Awards and highlights
- ArenaBowl champion (2017); First-team All-Arena (2013); Second-team All-Arena (2011); Division I FCS Rimington Trophy (2007); 3× First-team All-Big Sky (2005–2007);

Career AFL statistics
- Receptions: 1
- Receiving yards: 21
- Rushing attempts: 1
- Rushing yards: 1
- Total touchdowns: 1
- Stats at ArenaFan.com

= Brennen Carvalho =

American football player (born 1985)

Brennen Michael-Kapono Carvalho (born December 31, 1985) is an American former professional football center. He was signed by the Green Bay Packers as an undrafted free agent in 2008. He played college football at Portland State.

==Professional career==

===Pre-draft===
Prior to the 2008 NFL draft, Carvalho was projected to be a seventh round to undrafted by NFLDraftScout.com. He was rated as the 10th-best center in the draft. He was not invited to the NFL Scouting Combine, he posted the following numbers during his pro-day workouts at Portland State University:

Pre-draft measurables
| Height | Weight | 40-yard dash | 10-yard split | 20-yard split | 20-yard shuttle | Three-cone drill | Vertical jump | Broad jump | Bench press |
| 6 ft 1 in (1.85 m) | 294 lb (133 kg) | 5.00 s | 1.70 s | 2.84 s | 4.20 s | 7.34 s | 31 in (0.79 m) | 9 ft 4 in (2.84 m) | 25 reps |
All values from 2008 Portland State Pro Day

===Green Bay Packers===
After going undrafted, Carvalho spent the 2008 season on the practice squad of the Green Bay Packers.

===Arizona Rattlers===
In 2010 and 2011, Carvalho played for the Arizona Rattlers of the Arena Football League.

===Philadelphia Soul===
Carvalho was assigned to the Philadelphia Soul for the 2012 season, where he anchored a line that lost ArenaBowl XXV. Carvalho has re-signed with the Soul for 2013. He was named a First-team All-Arena Selection following the 2013 season. In January 2014, Carvalho agreed to return to the Soul on a one-year deal.

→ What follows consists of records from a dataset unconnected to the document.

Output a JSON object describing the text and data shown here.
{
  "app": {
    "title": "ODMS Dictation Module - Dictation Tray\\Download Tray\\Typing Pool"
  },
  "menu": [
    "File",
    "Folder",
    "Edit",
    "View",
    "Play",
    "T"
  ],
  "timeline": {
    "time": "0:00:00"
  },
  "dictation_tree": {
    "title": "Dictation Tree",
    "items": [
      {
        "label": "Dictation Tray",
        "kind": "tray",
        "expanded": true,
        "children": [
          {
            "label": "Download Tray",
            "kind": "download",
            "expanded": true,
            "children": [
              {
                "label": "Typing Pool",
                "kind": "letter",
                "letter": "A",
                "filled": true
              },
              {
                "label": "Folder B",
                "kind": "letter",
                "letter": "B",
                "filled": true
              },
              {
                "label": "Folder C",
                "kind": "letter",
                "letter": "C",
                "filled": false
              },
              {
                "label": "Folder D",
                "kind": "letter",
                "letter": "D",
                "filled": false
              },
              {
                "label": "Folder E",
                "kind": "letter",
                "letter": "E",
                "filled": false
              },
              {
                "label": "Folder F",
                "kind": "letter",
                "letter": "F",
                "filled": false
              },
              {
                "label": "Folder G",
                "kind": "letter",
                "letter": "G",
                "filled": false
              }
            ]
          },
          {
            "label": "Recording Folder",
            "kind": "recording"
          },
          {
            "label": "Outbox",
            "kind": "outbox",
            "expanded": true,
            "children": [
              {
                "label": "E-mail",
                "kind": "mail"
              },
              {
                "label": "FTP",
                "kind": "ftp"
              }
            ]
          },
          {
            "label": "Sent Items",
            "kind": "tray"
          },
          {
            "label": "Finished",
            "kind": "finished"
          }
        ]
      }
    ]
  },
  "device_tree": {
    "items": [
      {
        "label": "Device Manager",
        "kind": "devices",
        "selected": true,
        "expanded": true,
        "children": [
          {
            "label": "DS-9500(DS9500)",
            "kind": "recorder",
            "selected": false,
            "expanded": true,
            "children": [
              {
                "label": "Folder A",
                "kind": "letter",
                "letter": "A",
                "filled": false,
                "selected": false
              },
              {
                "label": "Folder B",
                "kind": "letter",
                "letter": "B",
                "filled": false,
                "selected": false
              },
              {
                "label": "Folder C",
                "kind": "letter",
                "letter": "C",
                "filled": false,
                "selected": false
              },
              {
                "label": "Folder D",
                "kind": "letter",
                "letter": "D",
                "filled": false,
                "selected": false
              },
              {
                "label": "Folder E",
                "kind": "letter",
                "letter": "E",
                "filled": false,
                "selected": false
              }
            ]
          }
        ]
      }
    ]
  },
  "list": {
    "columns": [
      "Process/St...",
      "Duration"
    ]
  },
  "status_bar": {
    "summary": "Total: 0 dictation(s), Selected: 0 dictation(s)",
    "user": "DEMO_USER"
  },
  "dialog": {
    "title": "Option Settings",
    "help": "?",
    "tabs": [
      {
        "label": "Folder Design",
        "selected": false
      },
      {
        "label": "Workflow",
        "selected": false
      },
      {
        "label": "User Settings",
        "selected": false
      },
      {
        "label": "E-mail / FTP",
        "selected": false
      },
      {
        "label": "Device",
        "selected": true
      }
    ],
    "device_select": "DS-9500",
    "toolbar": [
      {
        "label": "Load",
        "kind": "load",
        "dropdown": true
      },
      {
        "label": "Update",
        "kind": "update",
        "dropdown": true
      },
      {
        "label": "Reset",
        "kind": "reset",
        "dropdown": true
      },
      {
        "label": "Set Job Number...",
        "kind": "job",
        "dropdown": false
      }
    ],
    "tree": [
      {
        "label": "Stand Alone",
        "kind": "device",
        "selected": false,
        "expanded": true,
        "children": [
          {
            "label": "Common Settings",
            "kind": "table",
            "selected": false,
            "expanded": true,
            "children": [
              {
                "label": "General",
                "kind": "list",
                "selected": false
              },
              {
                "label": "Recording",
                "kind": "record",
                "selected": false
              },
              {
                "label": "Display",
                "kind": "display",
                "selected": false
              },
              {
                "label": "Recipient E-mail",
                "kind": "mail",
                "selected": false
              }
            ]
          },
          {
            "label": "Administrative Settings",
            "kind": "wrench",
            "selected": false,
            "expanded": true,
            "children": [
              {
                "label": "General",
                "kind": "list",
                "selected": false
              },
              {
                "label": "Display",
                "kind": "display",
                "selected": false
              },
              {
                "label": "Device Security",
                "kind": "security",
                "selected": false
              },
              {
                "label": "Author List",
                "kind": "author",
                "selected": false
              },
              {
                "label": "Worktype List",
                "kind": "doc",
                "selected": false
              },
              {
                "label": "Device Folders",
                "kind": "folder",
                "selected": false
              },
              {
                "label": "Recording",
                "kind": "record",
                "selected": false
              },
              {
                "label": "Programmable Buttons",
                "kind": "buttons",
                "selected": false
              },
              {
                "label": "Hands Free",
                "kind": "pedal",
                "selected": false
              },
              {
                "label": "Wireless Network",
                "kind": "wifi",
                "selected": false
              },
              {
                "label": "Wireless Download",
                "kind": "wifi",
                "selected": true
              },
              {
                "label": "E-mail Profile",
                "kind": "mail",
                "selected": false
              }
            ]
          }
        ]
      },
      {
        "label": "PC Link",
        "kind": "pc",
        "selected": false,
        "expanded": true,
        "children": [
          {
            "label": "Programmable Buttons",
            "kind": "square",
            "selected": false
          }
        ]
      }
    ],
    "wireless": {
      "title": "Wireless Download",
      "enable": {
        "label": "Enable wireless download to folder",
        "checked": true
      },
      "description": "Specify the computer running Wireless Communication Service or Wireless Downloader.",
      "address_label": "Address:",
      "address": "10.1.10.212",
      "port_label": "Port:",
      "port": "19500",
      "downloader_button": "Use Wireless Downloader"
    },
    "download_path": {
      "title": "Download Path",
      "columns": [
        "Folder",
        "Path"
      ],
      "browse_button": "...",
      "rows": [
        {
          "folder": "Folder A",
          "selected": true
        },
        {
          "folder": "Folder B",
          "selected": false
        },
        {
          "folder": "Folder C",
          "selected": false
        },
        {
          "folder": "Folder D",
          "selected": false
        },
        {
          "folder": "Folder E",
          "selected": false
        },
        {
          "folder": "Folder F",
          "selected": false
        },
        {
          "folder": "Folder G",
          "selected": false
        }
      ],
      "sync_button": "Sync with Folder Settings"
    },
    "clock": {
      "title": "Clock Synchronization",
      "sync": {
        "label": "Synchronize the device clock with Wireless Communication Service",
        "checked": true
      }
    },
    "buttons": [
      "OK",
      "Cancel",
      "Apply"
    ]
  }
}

===Return to the Arizona Rattlers===
On February 11, 2015, Carvalho was assigned to the Arizona Rattlers

===Guangzhou Power===
Carvalho was selected by the Guangzhou Power of the China Arena Football League (CAFL) in the second round of the 2016 CAFL draft.

===Philadelphia Soul===
On May 1, 2017, Carvalho was assigned to the Philadelphia Soul. On August 26, 2017, the Soul beat the Tampa Bay Storm in ArenaBowl XXX by a score of 44–40.